Luego me encontré en el baño. Estaba desmayado. Mi estómago no había soportado tales cantidades de alcohol. Al otro lado de la puerta Borunda preguntaba si me encontraba bien. El baño era mohoso, musgoso, sucio abandonado. Un baño de vecindad que emanaba los colores y los olores del antiguo lago fósil. No quise abrir la puerta. Me sentía mal. Estaba asustado. Le tenía miedo a aquel hombre que me hablaba al otro lado de la puerta. En un cesto descubrí un montón de folletones viejos, de hacía veinte, treinta años. En aquellas revistas amarillentas de publicaciones sensacionalistas había encabezados que me dejaron estupefacto: nace niño de dos cabezas, y entre los párrafos el nombre de Lupita y de Borunda. Niño de tres piernas y un brazo, imágenes impactantes. Una foto horrible de un ser ensangrentado presidía aquellas palabras. Ha parido a varios monstruos que han nacido muertos y lo sigue intentando. El vértigo me invadió de nuevo. Entonces se abrió la puerta con un estrépito. Vi a la Coatlicue y a la Virgen al mismo tiempo. de pronto ahí estaba también Lupita, la mesera. Es una alucinación, pensé antes de desvanecerme por completo.

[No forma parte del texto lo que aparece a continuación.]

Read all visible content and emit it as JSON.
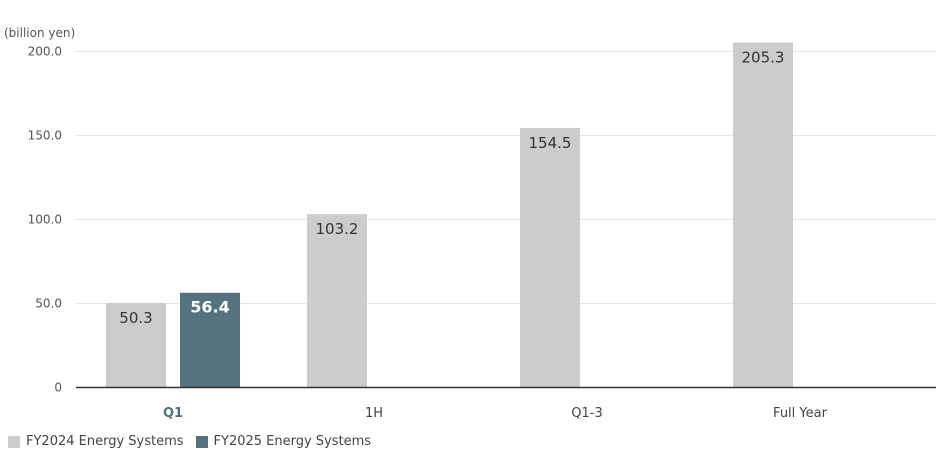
{
  "chart_data": {
    "type": "bar",
    "unit_label": "(billion yen)",
    "categories": [
      "Q1",
      "1H",
      "Q1-3",
      "Full Year"
    ],
    "highlight_category": "Q1",
    "y_ticks": [
      "0",
      "50.0",
      "100.0",
      "150.0",
      "200.0"
    ],
    "ylim": [
      0,
      210
    ],
    "grid": true,
    "legend_position": "bottom-left",
    "series": [
      {
        "name": "FY2024 Energy Systems",
        "color": "#cccccc",
        "values": [
          50.3,
          103.2,
          154.5,
          205.3
        ],
        "labels": [
          "50.3",
          "103.2",
          "154.5",
          "205.3"
        ]
      },
      {
        "name": "FY2025 Energy Systems",
        "color": "#55737e",
        "values": [
          56.4,
          null,
          null,
          null
        ],
        "labels": [
          "56.4",
          null,
          null,
          null
        ]
      }
    ]
  }
}
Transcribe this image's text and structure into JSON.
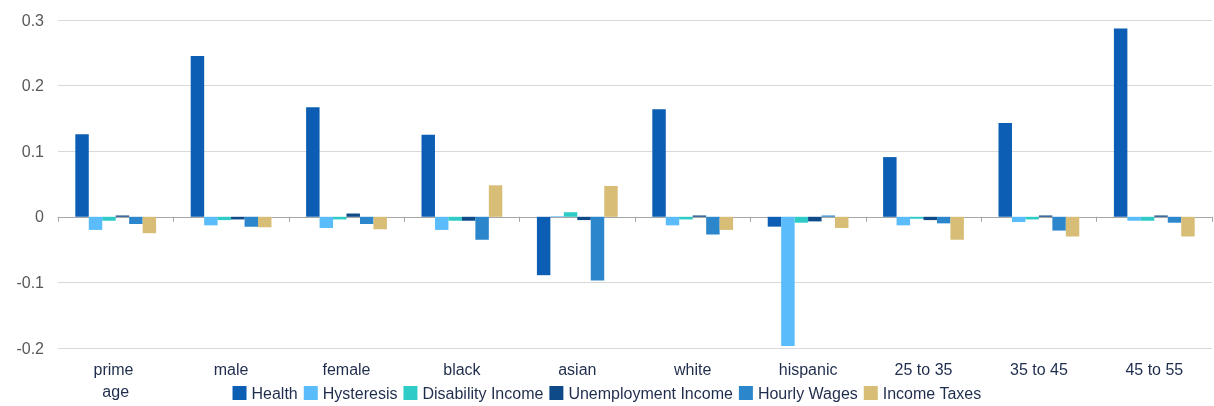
{
  "chart_data": {
    "type": "bar",
    "categories": [
      "prime age",
      "male",
      "female",
      "black",
      "asian",
      "white",
      "hispanic",
      "25 to 35",
      "35 to 45",
      "45 to 55"
    ],
    "series": [
      {
        "name": "Health",
        "color": "#0b5eb3",
        "values": [
          0.126,
          0.245,
          0.167,
          0.125,
          -0.089,
          0.164,
          -0.015,
          0.091,
          0.143,
          0.287
        ]
      },
      {
        "name": "Hysteresis",
        "color": "#5bbcfb",
        "values": [
          -0.02,
          -0.013,
          -0.017,
          -0.02,
          0.001,
          -0.013,
          -0.197,
          -0.013,
          -0.008,
          -0.006
        ]
      },
      {
        "name": "Disability Income",
        "color": "#2ecbc7",
        "values": [
          -0.006,
          -0.005,
          -0.004,
          -0.006,
          0.007,
          -0.004,
          -0.009,
          -0.003,
          -0.004,
          -0.006
        ]
      },
      {
        "name": "Unemployment Income",
        "color": "#0d4a87",
        "values": [
          0.002,
          -0.004,
          0.005,
          -0.006,
          -0.005,
          0.002,
          -0.007,
          -0.005,
          0.002,
          0.002
        ]
      },
      {
        "name": "Hourly Wages",
        "color": "#2b86cc",
        "values": [
          -0.011,
          -0.015,
          -0.011,
          -0.035,
          -0.097,
          -0.027,
          0.002,
          -0.01,
          -0.021,
          -0.009
        ]
      },
      {
        "name": "Income Taxes",
        "color": "#d7bd76",
        "values": [
          -0.025,
          -0.016,
          -0.019,
          0.048,
          0.047,
          -0.02,
          -0.017,
          -0.035,
          -0.03,
          -0.03
        ]
      }
    ],
    "ylim": [
      -0.2,
      0.3
    ],
    "yticks": [
      -0.2,
      -0.1,
      0,
      0.1,
      0.2,
      0.3
    ],
    "grid": "y",
    "legend": "bottom"
  }
}
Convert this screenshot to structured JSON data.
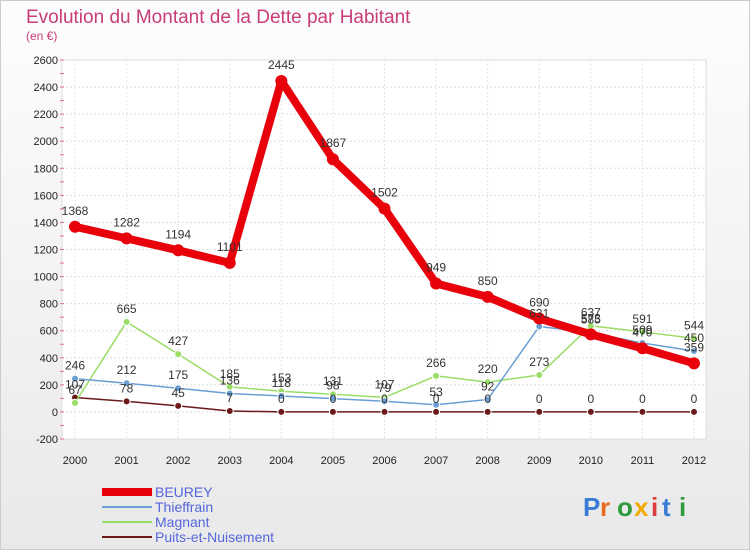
{
  "chart_data": {
    "type": "line",
    "title": "Evolution du Montant de la Dette par Habitant",
    "subtitle": "(en €)",
    "x": [
      "2000",
      "2001",
      "2002",
      "2003",
      "2004",
      "2005",
      "2006",
      "2007",
      "2008",
      "2009",
      "2010",
      "2011",
      "2012"
    ],
    "ylim": [
      -200,
      2600
    ],
    "yticks": [
      -200,
      0,
      200,
      400,
      600,
      800,
      1000,
      1200,
      1400,
      1600,
      1800,
      2000,
      2200,
      2400,
      2600
    ],
    "ytick_labels": [
      "-200",
      "0",
      "200",
      "400",
      "600",
      "800",
      "1000",
      "1200",
      "1400",
      "1600",
      "1800",
      "2000",
      "2200",
      "2400",
      "2600"
    ],
    "grid": true,
    "legend_position": "bottom-left",
    "series": [
      {
        "name": "BEUREY",
        "color": "#e8000b",
        "values": [
          1368,
          1282,
          1194,
          1101,
          2445,
          1867,
          1502,
          949,
          850,
          690,
          573,
          470,
          359
        ],
        "labels": [
          "1368",
          "1282",
          "1194",
          "1101",
          "2445",
          "1867",
          "1502",
          "949",
          "850",
          "690",
          "573",
          "470",
          "359"
        ]
      },
      {
        "name": "Thieffrain",
        "color": "#6a9fd4",
        "values": [
          246,
          212,
          175,
          136,
          118,
          98,
          79,
          53,
          92,
          631,
          585,
          509,
          450
        ],
        "labels": [
          "246",
          "212",
          "175",
          "136",
          "118",
          "98",
          "79",
          "53",
          "92",
          "631",
          "585",
          "509",
          "450"
        ]
      },
      {
        "name": "Magnant",
        "color": "#99dd66",
        "values": [
          67,
          665,
          427,
          185,
          153,
          131,
          107,
          266,
          220,
          273,
          637,
          591,
          544
        ],
        "labels": [
          "67",
          "665",
          "427",
          "185",
          "153",
          "131",
          "107",
          "266",
          "220",
          "273",
          "637",
          "591",
          "544"
        ]
      },
      {
        "name": "Puits-et-Nuisement",
        "color": "#6b1a1a",
        "values": [
          107,
          78,
          45,
          7,
          0,
          0,
          0,
          0,
          0,
          0,
          0,
          0,
          0
        ],
        "labels": [
          "107",
          "78",
          "45",
          "7",
          "0",
          "0",
          "0",
          "0",
          "0",
          "0",
          "0",
          "0",
          "0"
        ]
      }
    ]
  },
  "legend_label_color": "#5566dd",
  "brand": "Proxiti"
}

Me despertó Lupita en la cama de Borunda. Me miró con ternura. No me sorprendió ver a una mujer muy joven.

—No te preocupes, ya todo está bien. Yo me encargo, mientras, descansa. Esta vez vivirá nuestro hijo, ahora sí va a nacer…

En el piso del baño, amontonado como un disfraz de piel, vi mi propio cuerpo, el traje que había llevado durante treinta años y del que había sido despojado. Lupita lo dobló como si se tratara de una escafandra de hule y lo metió en una bolsa de basura. Ya era Borunda. Lupita regresaría conmigo al anochecer. Había que prepararse para los rituales dedicados a la Diosa. Lupita debía embarazarse de nuevo. Nunca más supe de mí mismo.